50. Can displacement be used to determine the direction of motion?

Displacement can indicate the overall direction of motion between start and end points, but it doesn't provide information about the path taken or any changes in direction during the motion. It gives the net effect of the motion, not its full history.

51. How do position and displacement vectors behave in damped oscillations?

In damped oscillations, both position and displacement vectors behave similarly to simple harmonic motion, but with decreasing amplitude over time.

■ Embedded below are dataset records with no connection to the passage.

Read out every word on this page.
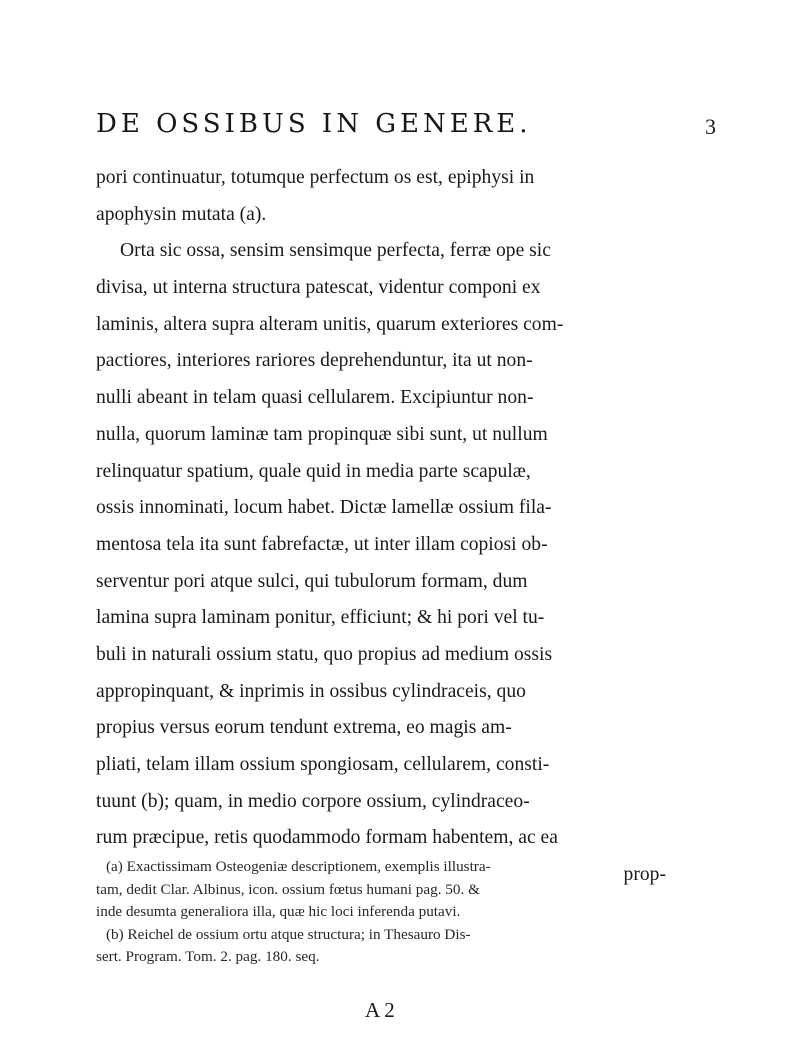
DE OSSIBUS IN GENERE.	3
pori continuatur, totumque perfectum os est, epiphysi in
apophysin mutata (a).
Orta sic ossa, sensim sensimque perfecta, ferræ ope sic
divisa, ut interna structura patescat, videntur componi ex
laminis, altera supra alteram unitis, quarum exteriores com-
pactiores, interiores rariores deprehenduntur, ita ut non-
nulli abeant in telam quasi cellularem. Excipiuntur non-
nulla, quorum laminæ tam propinquæ sibi sunt, ut nullum
relinquatur spatium, quale quid in media parte scapulæ,
ossis innominati, locum habet. Dictæ lamellæ ossium fila-
mentosa tela ita sunt fabrefactæ, ut inter illam copiosi ob-
serventur pori atque sulci, qui tubulorum formam, dum
lamina supra laminam ponitur, efficiunt; & hi pori vel tu-
buli in naturali ossium statu, quo propius ad medium ossis
appropinquant, & inprimis in ossibus cylindraceis, quo
propius versus eorum tendunt extrema, eo magis am-
pliati, telam illam ossium spongiosam, cellularem, consti-
tuunt (b); quam, in medio corpore ossium, cylindraceo-
rum præcipue, retis quodammodo formam habentem, ac ea
prop-
(a) Exactissimam Osteogeniæ descriptionem, exemplis illustra-
tam, dedit Clar. Albinus, icon. ossium fœtus humani pag. 50. &
inde desumta generaliora illa, quæ hic loci inferenda putavi.
(b) Reichel de ossium ortu atque structura; in Thesauro Dis-
sert. Program. Tom. 2. pag. 180. seq.
A 2
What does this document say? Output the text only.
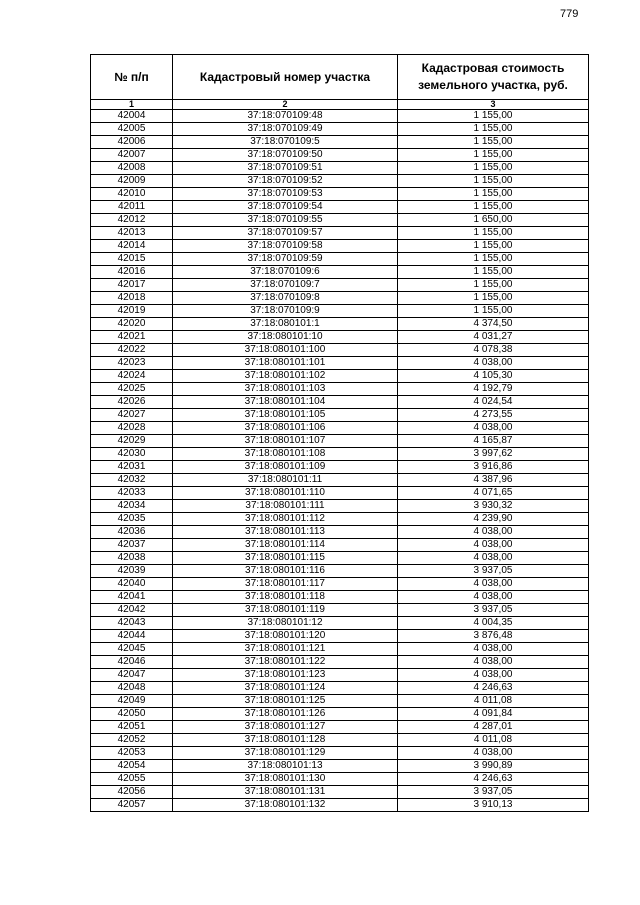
779
№ п/п	Кадастровый номер участка	Кадастровая стоимость
земельного участка, руб.

1	2	3
42004	37:18:070109:48	1 155,00
42005	37:18:070109:49	1 155,00
42006	37:18:070109:5	1 155,00
42007	37:18:070109:50	1 155,00
42008	37:18:070109:51	1 155,00
42009	37:18:070109:52	1 155,00
42010	37:18:070109:53	1 155,00
42011	37:18:070109:54	1 155,00
42012	37:18:070109:55	1 650,00
42013	37:18:070109:57	1 155,00
42014	37:18:070109:58	1 155,00
42015	37:18:070109:59	1 155,00
42016	37:18:070109:6	1 155,00
42017	37:18:070109:7	1 155,00
42018	37:18:070109:8	1 155,00
42019	37:18:070109:9	1 155,00
42020	37:18:080101:1	4 374,50
42021	37:18:080101:10	4 031,27
42022	37:18:080101:100	4 078,38
42023	37:18:080101:101	4 038,00
42024	37:18:080101:102	4 105,30
42025	37:18:080101:103	4 192,79
42026	37:18:080101:104	4 024,54
42027	37:18:080101:105	4 273,55
42028	37:18:080101:106	4 038,00
42029	37:18:080101:107	4 165,87
42030	37:18:080101:108	3 997,62
42031	37:18:080101:109	3 916,86
42032	37:18:080101:11	4 387,96
42033	37:18:080101:110	4 071,65
42034	37:18:080101:111	3 930,32
42035	37:18:080101:112	4 239,90
42036	37:18:080101:113	4 038,00
42037	37:18:080101:114	4 038,00
42038	37:18:080101:115	4 038,00
42039	37:18:080101:116	3 937,05
42040	37:18:080101:117	4 038,00
42041	37:18:080101:118	4 038,00
42042	37:18:080101:119	3 937,05
42043	37:18:080101:12	4 004,35
42044	37:18:080101:120	3 876,48
42045	37:18:080101:121	4 038,00
42046	37:18:080101:122	4 038,00
42047	37:18:080101:123	4 038,00
42048	37:18:080101:124	4 246,63
42049	37:18:080101:125	4 011,08
42050	37:18:080101:126	4 091,84
42051	37:18:080101:127	4 287,01
42052	37:18:080101:128	4 011,08
42053	37:18:080101:129	4 038,00
42054	37:18:080101:13	3 990,89
42055	37:18:080101:130	4 246,63
42056	37:18:080101:131	3 937,05
42057	37:18:080101:132	3 910,13
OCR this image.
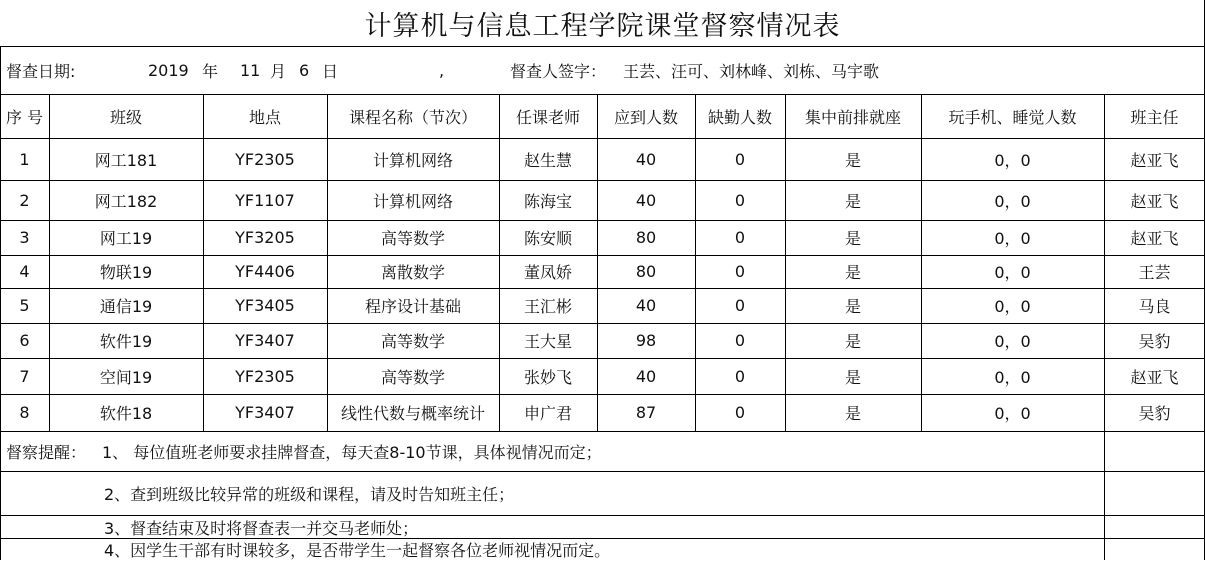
计算机与信息工程学院课堂督察情况表
督查日期:	2019 年 11 月 6 日	,	督查人签字： 王芸、汪可、刘林峰、刘栋、马宇歌
序 号	班级	地点	课程名称（节次）	任课老师	应到人数	缺勤人数	集中前排就座	玩手机、睡觉人数	班主任
1	网工181	YF2305	计算机网络	赵生慧	40	0	是	0，0	赵亚飞
2	网工182	YF1107	计算机网络	陈海宝	40	0	是	0，0	赵亚飞
3	网工19	YF3205	高等数学	陈安顺	80	0	是	0，0	赵亚飞
4	物联19	YF4406	离散数学	董凤娇	80	0	是	0，0	王芸
5	通信19	YF3405	程序设计基础	王汇彬	40	0	是	0，0	马良
6	软件19	YF3407	高等数学	王大星	98	0	是	0，0	吴豹
7	空间19	YF2305	高等数学	张妙飞	40	0	是	0，0	赵亚飞
8	软件18	YF3407	线性代数与概率统计	申广君	87	0	是	0，0	吴豹
督察提醒： 1、 每位值班老师要求挂牌督查，每天查8-10节课，具体视情况而定；
2、查到班级比较异常的班级和课程，请及时告知班主任；
3、督查结束及时将督查表一并交马老师处；
4、因学生干部有时课较多，是否带学生一起督察各位老师视情况而定。
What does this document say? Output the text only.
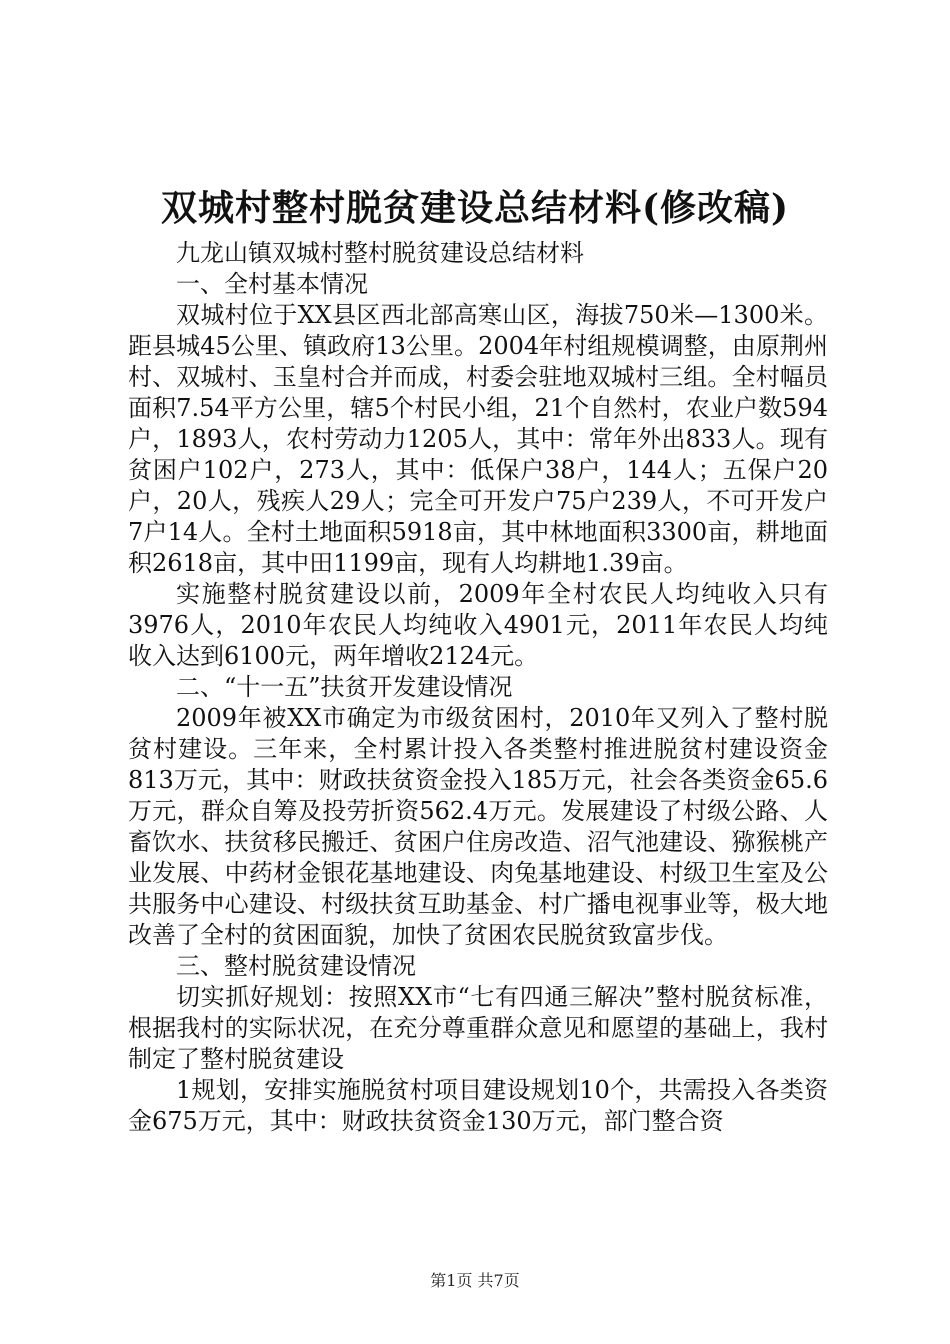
双城村整村脱贫建设总结材料(修改稿)

九龙山镇双城村整村脱贫建设总结材料

一、全村基本情况

双城村位于XX县区西北部高寒山区，海拔750米—1300米。距县城45公里、镇政府13公里。2004年村组规模调整，由原荆州村、双城村、玉皇村合并而成，村委会驻地双城村三组。全村幅员面积7.54平方公里，辖5个村民小组，21个自然村，农业户数594户，1893人，农村劳动力1205人，其中：常年外出833人。现有贫困户102户，273人，其中：低保户38户，144人；五保户20户，20人，残疾人29人；完全可开发户75户239人，不可开发户7户14人。全村土地面积5918亩，其中林地面积3300亩，耕地面积2618亩，其中田1199亩，现有人均耕地1.39亩。

实施整村脱贫建设以前，2009年全村农民人均纯收入只有3976人，2010年农民人均纯收入4901元，2011年农民人均纯收入达到6100元，两年增收2124元。

二、“十一五”扶贫开发建设情况

2009年被XX市确定为市级贫困村，2010年又列入了整村脱贫村建设。三年来，全村累计投入各类整村推进脱贫村建设资金813万元，其中：财政扶贫资金投入185万元，社会各类资金65.6万元，群众自筹及投劳折资562.4万元。发展建设了村级公路、人畜饮水、扶贫移民搬迁、贫困户住房改造、沼气池建设、猕猴桃产业发展、中药材金银花基地建设、肉兔基地建设、村级卫生室及公共服务中心建设、村级扶贫互助基金、村广播电视事业等，极大地改善了全村的贫困面貌，加快了贫困农民脱贫致富步伐。

三、整村脱贫建设情况

切实抓好规划：按照XX市“七有四通三解决”整村脱贫标准，根据我村的实际状况，在充分尊重群众意见和愿望的基础上，我村制定了整村脱贫建设

1规划，安排实施脱贫村项目建设规划10个，共需投入各类资金675万元，其中：财政扶贫资金130万元，部门整合资

第1页 共7页
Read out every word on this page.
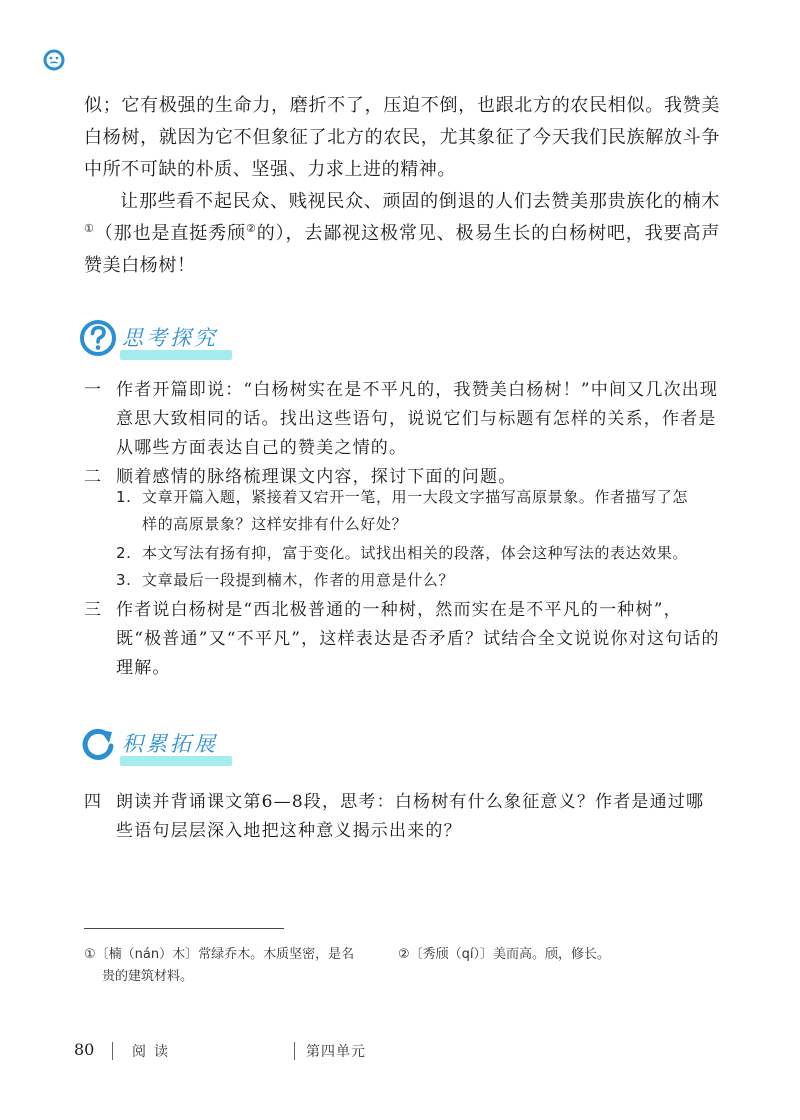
似；它有极强的生命力，磨折不了，压迫不倒，也跟北方的农民相似。我赞美白杨树，就因为它不但象征了北方的农民，尤其象征了今天我们民族解放斗争中所不可缺的朴质、坚强、力求上进的精神。

让那些看不起民众、贱视民众、顽固的倒退的人们去赞美那贵族化的楠木①（那也是直挺秀颀②的），去鄙视这极常见、极易生长的白杨树吧，我要高声赞美白杨树！

思考探究
一 作者开篇即说：“白杨树实在是不平凡的，我赞美白杨树！”中间又几次出现意思大致相同的话。找出这些语句，说说它们与标题有怎样的关系，作者是从哪些方面表达自己的赞美之情的。
二 顺着感情的脉络梳理课文内容，探讨下面的问题。
1. 文章开篇入题，紧接着又宕开一笔，用一大段文字描写高原景象。作者描写了怎样的高原景象？这样安排有什么好处？
2. 本文写法有扬有抑，富于变化。试找出相关的段落，体会这种写法的表达效果。
3. 文章最后一段提到楠木，作者的用意是什么？
三 作者说白杨树是“西北极普通的一种树，然而实在是不平凡的一种树”，既“极普通”又“不平凡”，这样表达是否矛盾？试结合全文说说你对这句话的理解。
积累拓展
四 朗读并背诵课文第6—8段，思考：白杨树有什么象征意义？作者是通过哪些语句层层深入地把这种意义揭示出来的？
①〔楠（nán）木〕常绿乔木。木质坚密，是名
贵的建筑材料。
②〔秀颀（qí）〕美而高。颀，修长。
80	阅读	第四单元
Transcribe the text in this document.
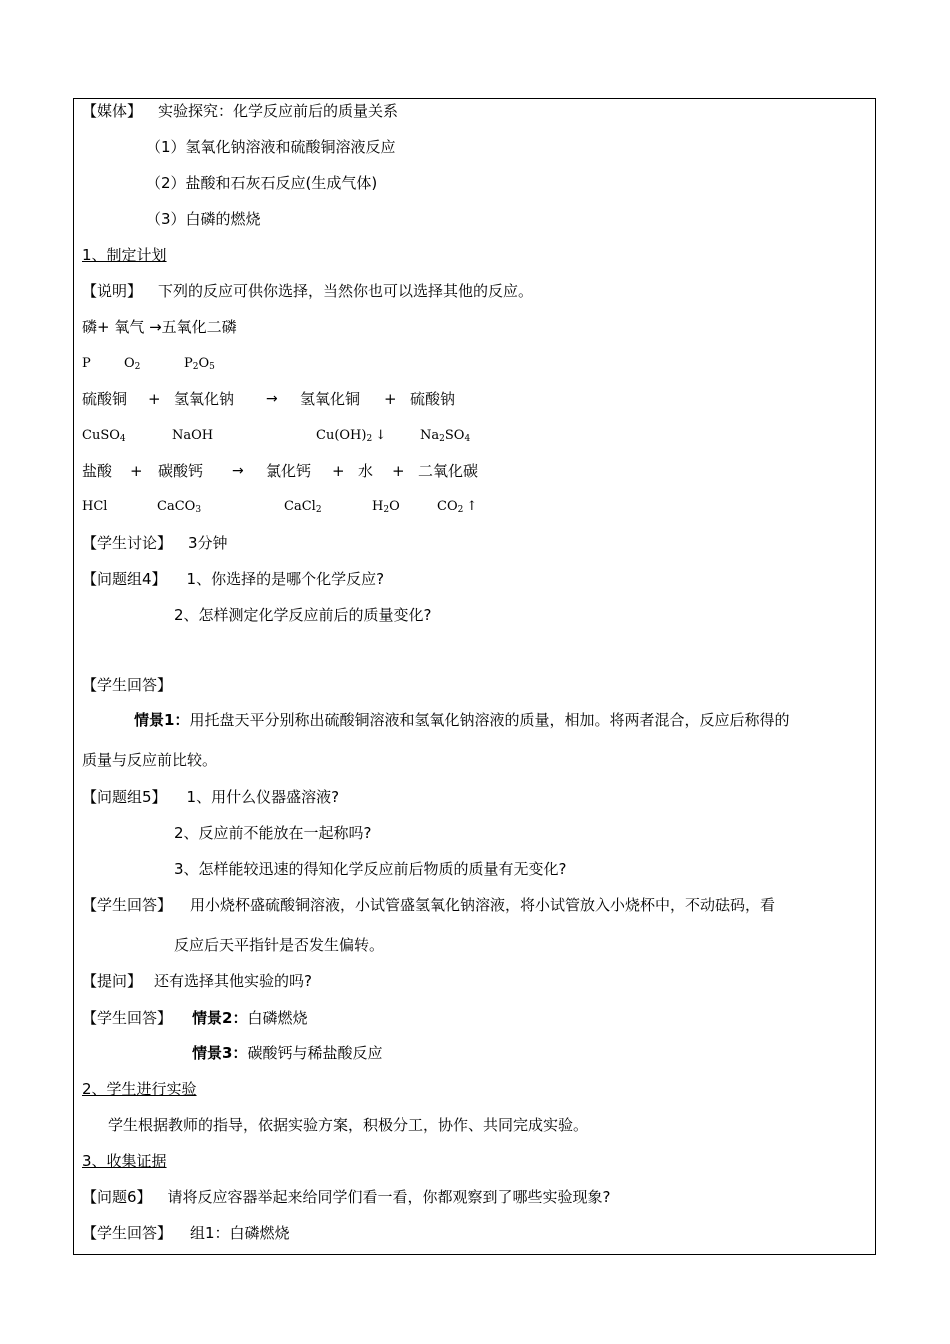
【媒体】 实验探究：化学反应前后的质量关系
（1）氢氧化钠溶液和硫酸铜溶液反应
（2）盐酸和石灰石反应(生成气体)
（3）白磷的燃烧
1、制定计划
【说明】 下列的反应可供你选择，当然你也可以选择其他的反应。
磷+ 氧气 →五氧化二磷
P	$O_2$	$P_2O_5$
硫酸铜 + 氢氧化钠 → 氢氧化铜 + 硫酸钠
CuSO$_4$	NaOH	$Cu(OH)_2$ ↓	$Na_2SO_4$
盐酸 + 碳酸钙 → 氯化钙 + 水 + 二氧化碳
HCl	CaCO$_3$	CaCl$_2$	$H_2O$	$CO_2$ ↑
【学生讨论】 3分钟
【问题组4】 1、你选择的是哪个化学反应?
2、怎样测定化学反应前后的质量变化?
【学生回答】
情景1：用托盘天平分别称出硫酸铜溶液和氢氧化钠溶液的质量，相加。将两者混合，反应后称得的
质量与反应前比较。
【问题组5】 1、用什么仪器盛溶液?
2、反应前不能放在一起称吗?
3、怎样能较迅速的得知化学反应前后物质的质量有无变化?
【学生回答】 用小烧杯盛硫酸铜溶液，小试管盛氢氧化钠溶液，将小试管放入小烧杯中，不动砝码，看
反应后天平指针是否发生偏转。
【提问】 还有选择其他实验的吗?
【学生回答】 情景2：白磷燃烧
情景3：碳酸钙与稀盐酸反应
2、学生进行实验
学生根据教师的指导，依据实验方案，积极分工，协作、共同完成实验。
3、收集证据
【问题6】 请将反应容器举起来给同学们看一看，你都观察到了哪些实验现象?
【学生回答】 组1：白磷燃烧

The displacement vector's magnitude gradually decreases as energy is dissipated from the system.

52. How do position and displacement vectors relate to the concept of torque?

Torque is calculated using the position vector from the axis of rotation to the point where force is applied. While displacement isn't directly used in the torque formula, understanding both position and displacement is crucial for analyzing rotational motion.

53. How do position and displacement vectors behave in fluid dynamics?

In fluid dynamics, position and displacement vectors can describe the motion of individual fluid particles or elements. The concept of displacement fields is used to describe how entire regions of fluid move and deform.

54. What's the significance of displacement in understanding conservation laws?

Displacement plays a crucial role in many conservation laws. For example, in conservative force fields, the work done (which involves displacement) is independent of the path taken, leading to the conservation of mechanical energy. This highlights the fundamental nature of displacement in physics.